The French overwhelmingly in favor of strengthening visual prevention!
Since 2005, AsnaV * has been asking French people about the behaviors they adopt on a daily basis to preserve their visual health. In May 2017, a question specifically targeted their wishes in terms of prevention in order to challenge the future President. Today, AsnaV is joining them in their desire to see concrete measures implemented to give everyone the right to see well throughout their lives.
83% of French people say they are in favor of compulsory visual screening before the age of 3, while 94% want it to be reinforced within the framework of school. Children are precisely at the heart of the government’s national health strategy, which must put preventive actions in place in early 2018. But what are the facts? Today, 25% of schoolchildren have a visual disturbance, half of which does not benefit from an optical correction. That is to say about 500,000 children, from CP to CM 2, who have a deceptive vision which risks delaying or endangering their schooling.
In another area, 88% of the French are in favor of the introduction of vision control when passing a driving license and at key ages for 87% . This subject of drivers’ eyesight has been a priority for AsnaV since 1962, the date of its slogan “At the wheel, sight is life”. Since then, AsnaV has developed numerous actions focused on eye tests carried out on tens of thousands of people which have made it possible to collect an unstoppable statistic: 8 million drivershave at least one uncorrected or poorly corrected vision disorder. However, this impressive figure is not taken into account by the State because we lack scientific studies establishing the correlation with accidentology, unlike other causes (speed, alcohol, narcotics …).
Another daily theme to which the French are attentive: 87% ask for increased visual screening in companies. Visual discomfort at work is a real topic. Who doesn’t spend most of their time in front of a screen? And for some trades, it may be the endangering of the employee.
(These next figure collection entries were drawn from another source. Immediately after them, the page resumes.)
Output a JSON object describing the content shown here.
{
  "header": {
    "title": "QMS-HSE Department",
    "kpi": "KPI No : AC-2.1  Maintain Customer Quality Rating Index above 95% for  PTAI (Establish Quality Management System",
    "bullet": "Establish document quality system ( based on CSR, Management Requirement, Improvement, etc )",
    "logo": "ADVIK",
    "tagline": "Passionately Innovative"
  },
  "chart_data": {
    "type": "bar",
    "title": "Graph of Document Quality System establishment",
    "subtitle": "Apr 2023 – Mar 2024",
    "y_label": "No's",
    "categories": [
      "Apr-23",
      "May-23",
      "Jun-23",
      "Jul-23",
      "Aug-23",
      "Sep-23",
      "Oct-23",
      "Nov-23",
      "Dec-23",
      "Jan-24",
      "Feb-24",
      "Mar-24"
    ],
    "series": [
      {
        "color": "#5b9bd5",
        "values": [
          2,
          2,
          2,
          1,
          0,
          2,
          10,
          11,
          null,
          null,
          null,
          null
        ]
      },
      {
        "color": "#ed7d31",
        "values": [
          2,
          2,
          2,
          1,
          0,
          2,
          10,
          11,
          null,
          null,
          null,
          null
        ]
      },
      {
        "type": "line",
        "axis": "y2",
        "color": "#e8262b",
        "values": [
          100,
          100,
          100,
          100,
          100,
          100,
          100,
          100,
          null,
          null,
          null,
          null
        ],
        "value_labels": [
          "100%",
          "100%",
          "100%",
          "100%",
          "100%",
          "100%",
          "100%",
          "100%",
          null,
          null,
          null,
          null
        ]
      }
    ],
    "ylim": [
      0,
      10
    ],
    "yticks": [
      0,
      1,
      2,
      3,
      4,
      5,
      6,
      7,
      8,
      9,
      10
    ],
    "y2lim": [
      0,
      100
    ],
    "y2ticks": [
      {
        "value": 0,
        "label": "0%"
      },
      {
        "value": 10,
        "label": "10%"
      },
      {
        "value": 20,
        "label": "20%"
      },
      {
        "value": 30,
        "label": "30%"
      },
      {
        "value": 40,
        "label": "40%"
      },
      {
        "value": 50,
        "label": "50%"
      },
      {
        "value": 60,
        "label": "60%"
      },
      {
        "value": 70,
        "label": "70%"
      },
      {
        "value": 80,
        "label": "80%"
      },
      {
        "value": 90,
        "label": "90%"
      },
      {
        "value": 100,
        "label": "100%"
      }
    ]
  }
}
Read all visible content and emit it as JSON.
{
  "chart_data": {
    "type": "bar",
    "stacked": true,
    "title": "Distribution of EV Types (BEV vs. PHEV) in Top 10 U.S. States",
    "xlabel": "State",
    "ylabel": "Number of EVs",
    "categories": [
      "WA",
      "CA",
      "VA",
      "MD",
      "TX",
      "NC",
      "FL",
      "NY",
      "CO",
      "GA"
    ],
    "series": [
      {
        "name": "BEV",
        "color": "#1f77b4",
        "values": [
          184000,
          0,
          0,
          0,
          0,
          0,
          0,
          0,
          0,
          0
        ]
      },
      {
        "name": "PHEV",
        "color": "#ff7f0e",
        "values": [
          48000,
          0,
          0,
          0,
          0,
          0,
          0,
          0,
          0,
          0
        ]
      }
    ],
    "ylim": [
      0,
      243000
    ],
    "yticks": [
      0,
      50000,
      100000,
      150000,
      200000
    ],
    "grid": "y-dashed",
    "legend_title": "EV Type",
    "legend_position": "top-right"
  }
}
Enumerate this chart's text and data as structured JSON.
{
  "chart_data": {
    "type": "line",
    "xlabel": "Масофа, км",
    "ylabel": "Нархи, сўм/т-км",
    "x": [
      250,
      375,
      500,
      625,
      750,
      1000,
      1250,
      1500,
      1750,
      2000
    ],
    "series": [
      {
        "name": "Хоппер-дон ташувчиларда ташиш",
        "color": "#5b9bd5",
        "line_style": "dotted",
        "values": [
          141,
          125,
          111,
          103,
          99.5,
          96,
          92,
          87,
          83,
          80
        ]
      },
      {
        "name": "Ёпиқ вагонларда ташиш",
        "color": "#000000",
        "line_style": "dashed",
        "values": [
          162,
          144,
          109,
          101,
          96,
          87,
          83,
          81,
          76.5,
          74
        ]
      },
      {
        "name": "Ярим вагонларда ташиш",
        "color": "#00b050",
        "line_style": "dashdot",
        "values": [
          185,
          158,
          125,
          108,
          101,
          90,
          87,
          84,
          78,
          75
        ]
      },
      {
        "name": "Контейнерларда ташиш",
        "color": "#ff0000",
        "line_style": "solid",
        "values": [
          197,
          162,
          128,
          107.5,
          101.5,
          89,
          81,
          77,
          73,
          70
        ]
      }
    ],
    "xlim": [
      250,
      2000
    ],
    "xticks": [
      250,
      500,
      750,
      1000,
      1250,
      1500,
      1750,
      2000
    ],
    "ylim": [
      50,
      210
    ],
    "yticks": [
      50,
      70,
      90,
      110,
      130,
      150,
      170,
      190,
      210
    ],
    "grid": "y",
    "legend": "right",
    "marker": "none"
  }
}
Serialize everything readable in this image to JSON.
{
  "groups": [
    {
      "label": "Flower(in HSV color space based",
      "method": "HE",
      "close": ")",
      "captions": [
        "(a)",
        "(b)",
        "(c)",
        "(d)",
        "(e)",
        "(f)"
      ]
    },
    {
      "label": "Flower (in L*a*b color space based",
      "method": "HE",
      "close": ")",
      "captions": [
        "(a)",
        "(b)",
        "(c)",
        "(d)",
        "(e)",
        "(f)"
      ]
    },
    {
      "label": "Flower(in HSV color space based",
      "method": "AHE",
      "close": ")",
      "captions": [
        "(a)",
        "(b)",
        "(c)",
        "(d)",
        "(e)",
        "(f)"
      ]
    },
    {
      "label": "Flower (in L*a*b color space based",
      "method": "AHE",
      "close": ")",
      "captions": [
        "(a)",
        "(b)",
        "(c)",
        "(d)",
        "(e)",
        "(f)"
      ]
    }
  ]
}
The question also arises in economic terms; in 2009, a WHO study estimated the loss of productivity caused by poor vision at 6 million euros per day.
To see well at school , to see well at work , to see well on the road , in short, to see well in order to live well , such is the legitimate ambition that must be cherished by a state concerned with the well-being of its fellow citizens, especially when it can lean on a professional network remarkable for the diversity of its skills (doctors, researchers, health professionals, engineers, technicians, specialized workers, … etc …). At a time when important players in prevention, such as school doctors or occupational health doctors, see their numbers and their resources being reduced day after day, it is time to resort to those who analyze every day, understand and meet the visual needs of the French.